Derrière cela, il y a évidemment l’islamo-panique, plus conquérante encore que la menace jihadiste de Daech, et le traumatisme des attentats de janvier à Paris, puis ceux de Copenhague ou de Tunis. Cette terreur rend acceptable, voire désirable, tout responsable arabe et musulman qui s’oppose à l’islamisme, du général Al-Sissi en Egypte à Bachar al-Assad. Les appels insistants à renouer avec le dictateur syrien, «rempart contre Daech», proviennent essentiellement, ces derniers temps en France, de personnalités politiques, ou d’intellectuels et d’éditorialistes de droite. S’il est logique pour un Claude Guéant, artisan du rétablissement des relations avec le régime de Damas en 2007-2008, de revenir aujourd’hui à la charge, on comprend moins les plaidoyers de François Fillon, de Christian Jacob ou d’autres ténors de l’UMP. Le sort de la Syrie ou des Syriens leur importe bien moins que de fustiger la diplomatie de François Hollande. Renouer avec Assad, ou pas, devient un débat politicien français. Quand Jean-Christophe Rufin pointe dans une interview récente «un certain nombre d’erreurs graves ces dernières années, comme faire les gros yeux à Bachar al-Assad», il dénonce Laurent Fabius en particulier.
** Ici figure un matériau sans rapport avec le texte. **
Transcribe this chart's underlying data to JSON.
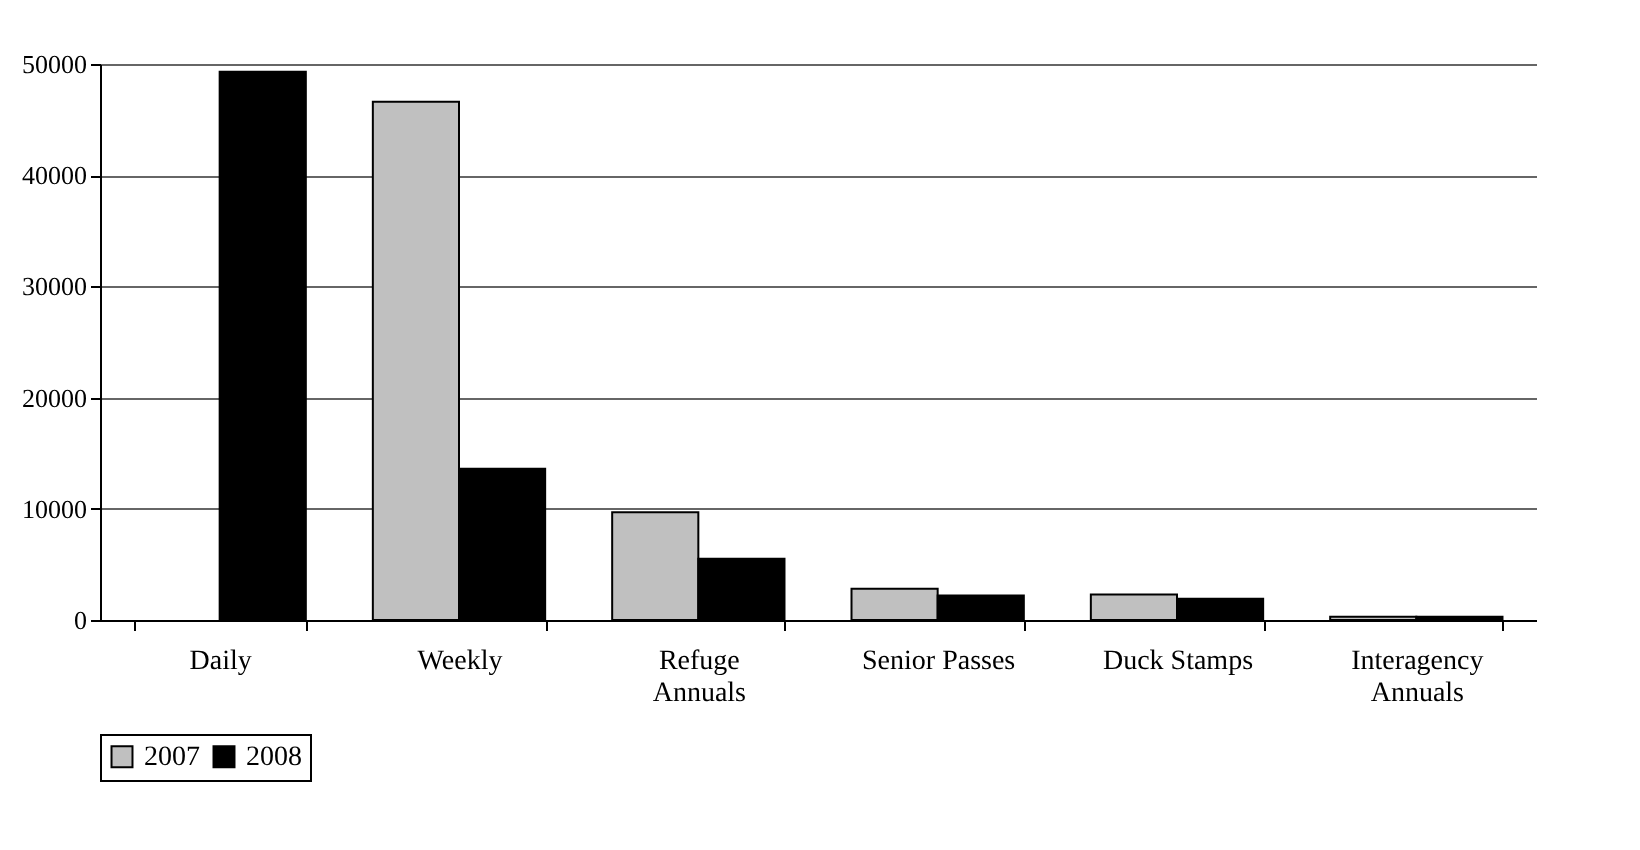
{
  "chart_data": {
    "type": "bar",
    "categories": [
      "Daily",
      "Weekly",
      "Refuge Annuals",
      "Senior Passes",
      "Duck Stamps",
      "Interagency Annuals"
    ],
    "series": [
      {
        "name": "2007",
        "color": "#c0c0c0",
        "values": [
          null,
          46600,
          9700,
          2800,
          2300,
          300
        ]
      },
      {
        "name": "2008",
        "color": "#000000",
        "values": [
          49300,
          13600,
          5500,
          2200,
          1900,
          300
        ]
      }
    ],
    "ylim": [
      0,
      50000
    ],
    "yticks": [
      0,
      10000,
      20000,
      30000,
      40000,
      50000
    ],
    "grid": "y",
    "legend": "bottom"
  }
}
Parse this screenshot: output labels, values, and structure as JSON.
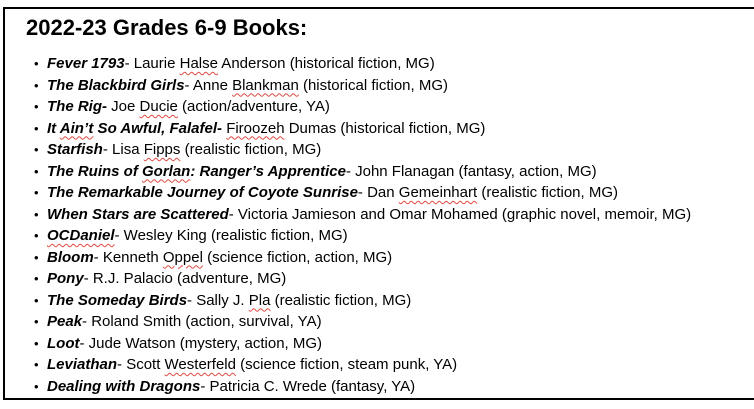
{
  "page": {
    "title": "2022-23 Grades 6-9 Books:"
  },
  "list": {
    "bullet_glyph": "•"
  },
  "colors": {
    "background": "#ffffff",
    "border": "#000000",
    "text": "#000000",
    "spellcheck_underline": "#dd4a43"
  },
  "books": [
    {
      "segments": [
        {
          "t": "Fever 1793",
          "s": "title"
        },
        {
          "t": "- Laurie ",
          "s": "plain"
        },
        {
          "t": "Halse",
          "s": "sp"
        },
        {
          "t": " Anderson (historical fiction, MG)",
          "s": "plain"
        }
      ]
    },
    {
      "segments": [
        {
          "t": "The Blackbird Girls",
          "s": "title"
        },
        {
          "t": "- Anne ",
          "s": "plain"
        },
        {
          "t": "Blankman",
          "s": "sp"
        },
        {
          "t": " (historical fiction, MG)",
          "s": "plain"
        }
      ]
    },
    {
      "segments": [
        {
          "t": "The Rig-",
          "s": "title"
        },
        {
          "t": " Joe ",
          "s": "plain"
        },
        {
          "t": "Ducie",
          "s": "sp"
        },
        {
          "t": " (action/adventure, YA)",
          "s": "plain"
        }
      ]
    },
    {
      "segments": [
        {
          "t": "It ",
          "s": "title"
        },
        {
          "t": "Ain’t",
          "s": "title-sp"
        },
        {
          "t": " So Awful, Falafel-",
          "s": "title"
        },
        {
          "t": " ",
          "s": "plain"
        },
        {
          "t": "Firoozeh",
          "s": "sp"
        },
        {
          "t": " Dumas (historical fiction, MG)",
          "s": "plain"
        }
      ]
    },
    {
      "segments": [
        {
          "t": "Starfish",
          "s": "title"
        },
        {
          "t": "- Lisa ",
          "s": "plain"
        },
        {
          "t": "Fipps",
          "s": "sp"
        },
        {
          "t": " (realistic fiction, MG)",
          "s": "plain"
        }
      ]
    },
    {
      "segments": [
        {
          "t": "The Ruins of ",
          "s": "title"
        },
        {
          "t": "Gorlan",
          "s": "title-sp"
        },
        {
          "t": ": Ranger’s Apprentice",
          "s": "title"
        },
        {
          "t": "- John Flanagan (fantasy, action, MG)",
          "s": "plain"
        }
      ]
    },
    {
      "segments": [
        {
          "t": "The Remarkable Journey of Coyote Sunrise",
          "s": "title"
        },
        {
          "t": "- Dan ",
          "s": "plain"
        },
        {
          "t": "Gemeinhart",
          "s": "sp"
        },
        {
          "t": " (realistic fiction, MG)",
          "s": "plain"
        }
      ]
    },
    {
      "segments": [
        {
          "t": "When Stars are Scattered",
          "s": "title"
        },
        {
          "t": "- Victoria Jamieson and Omar Mohamed (graphic novel, memoir, MG)",
          "s": "plain"
        }
      ]
    },
    {
      "segments": [
        {
          "t": "OCDaniel",
          "s": "title-sp"
        },
        {
          "t": "- Wesley King (realistic fiction, MG)",
          "s": "plain"
        }
      ]
    },
    {
      "segments": [
        {
          "t": "Bloom",
          "s": "title"
        },
        {
          "t": "- Kenneth ",
          "s": "plain"
        },
        {
          "t": "Oppel",
          "s": "sp"
        },
        {
          "t": " (science fiction, action, MG)",
          "s": "plain"
        }
      ]
    },
    {
      "segments": [
        {
          "t": "Pony",
          "s": "title"
        },
        {
          "t": "- R.J. Palacio (adventure, MG)",
          "s": "plain"
        }
      ]
    },
    {
      "segments": [
        {
          "t": "The Someday Birds",
          "s": "title"
        },
        {
          "t": "- Sally J. ",
          "s": "plain"
        },
        {
          "t": "Pla",
          "s": "sp"
        },
        {
          "t": " (realistic fiction, MG)",
          "s": "plain"
        }
      ]
    },
    {
      "segments": [
        {
          "t": "Peak",
          "s": "title"
        },
        {
          "t": "- Roland Smith (action, survival, YA)",
          "s": "plain"
        }
      ]
    },
    {
      "segments": [
        {
          "t": "Loot",
          "s": "title"
        },
        {
          "t": "- Jude Watson (mystery, action, MG)",
          "s": "plain"
        }
      ]
    },
    {
      "segments": [
        {
          "t": "Leviathan",
          "s": "title"
        },
        {
          "t": "- Scott ",
          "s": "plain"
        },
        {
          "t": "Westerfeld",
          "s": "sp"
        },
        {
          "t": " (science fiction, steam punk, YA)",
          "s": "plain"
        }
      ]
    },
    {
      "segments": [
        {
          "t": "Dealing with Dragons",
          "s": "title"
        },
        {
          "t": "- Patricia C. Wrede (fantasy, YA)",
          "s": "plain"
        }
      ]
    }
  ]
}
Les incohérences de la politique occidentale, depuis le début de la crise syrienne faite de déclarations au lieu d’actions, ouvrent, il est vrai, un boulevard aux critiques. Mais les voix qui se font entendre de plus en plus fort visent bien plus loin qu’une reprise des relations avec Assad. Leurs attaques contre «la morale en diplomatie» ou «l’humanisme en démocratie» s’accompagnent souvent d’appels à parler aussi à l’Iran et à Poutine. Derrière cette nécessité politique certaine pour traiter notamment du dossier syrien, se profile ce qu’Alain Juppé a décrit comme «un accès de russophilie aiguë» à l’UMP. Emboîtant le pas là encore à Marine Le Pen, une partie de la droite française est séduite par l’autorité décomplexée et conquérante de Vladimir Poutine. Comme pour Assad, on sent une fascination qui monte pour ces tyrans sans scrupule qui imposent leur loi par la force. Par dépit pour la mollesse des dirigeants des grandes démocraties, par opposition systématique à la politique des gouvernements en place en Europe, une certaine droite, qui se proclame souvent «patriote», privilégie l’autoritarisme au nationalisme.
Les militants pour la réhabilitation de Bachar al-Assad doivent savoir que ce n’est pas un dialogue ni une coopération avec lui qu’ils défendent, mais un ralliement à sa cause. Car, comme l’a répété en substance le maître de Damas sur France 2 : tous ceux qui s’opposent à lui sont des terroristes, et ceux qui n’appuient pas son régime soutiennent donc le terrorisme.